Mientras Alejandro seguía creyendo que todo estaba bajo control, Valeria y un despacho especializado reconstruían cada movimiento financiero.

Fue entonces cuando apareció el verdadero problema.

No era solo Camila.

Era el dinero.

Había boletos comprados con cuentas empresariales.

Departamentos rentados durante meses.

Seguros médicos.

Transferencias periódicas.

Y una tarjeta adicional emitida bajo autorización ejecutiva.

Todo pagado con recursos pertenecientes al grupo empresarial fundado por el padre de Mariana.

Valeria dejó el informe sobre la mesa.

—Ya no estamos hablando únicamente de una infidelidad.

Mariana levantó la vista.

—¿Entonces?

—Estamos hablando de posible fraude corporativo y uso indebido de bienes de la empresa.

Mariana permaneció en silencio.

El hombre que ella creyó conocer durante doce años acababa de convertirse en alguien completamente distinto.

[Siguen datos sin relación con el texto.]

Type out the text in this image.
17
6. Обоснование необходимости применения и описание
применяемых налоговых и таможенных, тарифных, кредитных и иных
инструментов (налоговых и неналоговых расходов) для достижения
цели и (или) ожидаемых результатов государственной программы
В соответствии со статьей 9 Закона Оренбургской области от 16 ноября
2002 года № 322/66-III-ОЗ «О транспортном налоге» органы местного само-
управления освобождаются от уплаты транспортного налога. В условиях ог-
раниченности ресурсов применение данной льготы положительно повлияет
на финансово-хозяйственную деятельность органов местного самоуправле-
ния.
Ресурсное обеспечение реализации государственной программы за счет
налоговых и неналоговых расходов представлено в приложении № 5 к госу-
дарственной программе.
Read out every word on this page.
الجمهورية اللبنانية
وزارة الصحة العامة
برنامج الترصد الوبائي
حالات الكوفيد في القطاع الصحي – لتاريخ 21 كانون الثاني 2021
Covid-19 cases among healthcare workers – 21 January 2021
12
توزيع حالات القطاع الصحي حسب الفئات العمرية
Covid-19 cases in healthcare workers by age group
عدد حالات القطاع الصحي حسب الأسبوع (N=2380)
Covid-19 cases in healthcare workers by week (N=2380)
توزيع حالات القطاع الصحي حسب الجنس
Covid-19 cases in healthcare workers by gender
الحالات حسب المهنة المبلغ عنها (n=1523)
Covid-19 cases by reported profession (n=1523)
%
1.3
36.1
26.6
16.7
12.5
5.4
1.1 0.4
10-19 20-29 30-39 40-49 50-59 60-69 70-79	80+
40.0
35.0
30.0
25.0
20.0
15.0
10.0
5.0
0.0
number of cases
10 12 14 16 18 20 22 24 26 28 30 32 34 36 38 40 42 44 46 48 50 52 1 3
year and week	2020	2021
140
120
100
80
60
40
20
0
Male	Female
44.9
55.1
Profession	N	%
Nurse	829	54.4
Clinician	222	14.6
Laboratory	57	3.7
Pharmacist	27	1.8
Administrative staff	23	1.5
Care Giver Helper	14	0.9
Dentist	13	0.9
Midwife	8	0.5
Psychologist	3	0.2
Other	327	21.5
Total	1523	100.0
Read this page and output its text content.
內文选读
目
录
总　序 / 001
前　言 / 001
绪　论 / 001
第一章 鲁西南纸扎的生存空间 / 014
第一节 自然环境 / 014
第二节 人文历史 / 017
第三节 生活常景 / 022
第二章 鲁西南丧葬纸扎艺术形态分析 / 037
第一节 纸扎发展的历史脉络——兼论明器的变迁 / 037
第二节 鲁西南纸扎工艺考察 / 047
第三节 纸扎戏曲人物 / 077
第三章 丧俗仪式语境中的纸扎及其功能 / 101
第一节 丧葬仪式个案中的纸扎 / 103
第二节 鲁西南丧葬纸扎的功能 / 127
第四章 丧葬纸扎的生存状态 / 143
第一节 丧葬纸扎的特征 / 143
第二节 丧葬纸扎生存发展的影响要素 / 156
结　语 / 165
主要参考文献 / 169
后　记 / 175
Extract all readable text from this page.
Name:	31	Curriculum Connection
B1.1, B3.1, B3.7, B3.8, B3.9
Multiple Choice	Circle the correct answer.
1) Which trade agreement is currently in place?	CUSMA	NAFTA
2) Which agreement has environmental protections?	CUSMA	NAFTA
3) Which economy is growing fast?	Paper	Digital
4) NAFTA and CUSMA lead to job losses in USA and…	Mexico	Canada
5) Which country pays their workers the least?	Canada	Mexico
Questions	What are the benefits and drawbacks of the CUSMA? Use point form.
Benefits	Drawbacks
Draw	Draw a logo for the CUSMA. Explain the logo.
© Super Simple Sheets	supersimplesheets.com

Tres días después llegó la invitación para la celebración del aniversario número cincuenta de Grupo Ibarra.

Toda la familia asistiría.

Accionistas.

Consejeros.

Directivos.

Y también Alejandro, como director de operaciones.

Él apareció en la habitación con la invitación en la mano.

—Será una gran noche.

Mariana levantó la mirada del libro que estaba leyendo.

—Sí.

Creo que nadie la va a olvidar.

Alejandro sonrió sin imaginar por qué.

No sabía que, esa misma tarde, Valeria ya había entregado una carpeta completa al presidente del consejo.

Una carpeta con fotografías del aeropuerto.

Registros de viajes.

Facturas.

Chats.

Y los documentos donde otra mujer aparecía viajando oficialmente con el apellido que legalmente solo pertenecía a Mariana.

Cuando Alejandro entrara al salón creyendo que sería otra gala más…

Descubriría que no todos los invitados habían ido a celebrar.

Algunos habían ido a escuchar una explicación que solo él podía dar.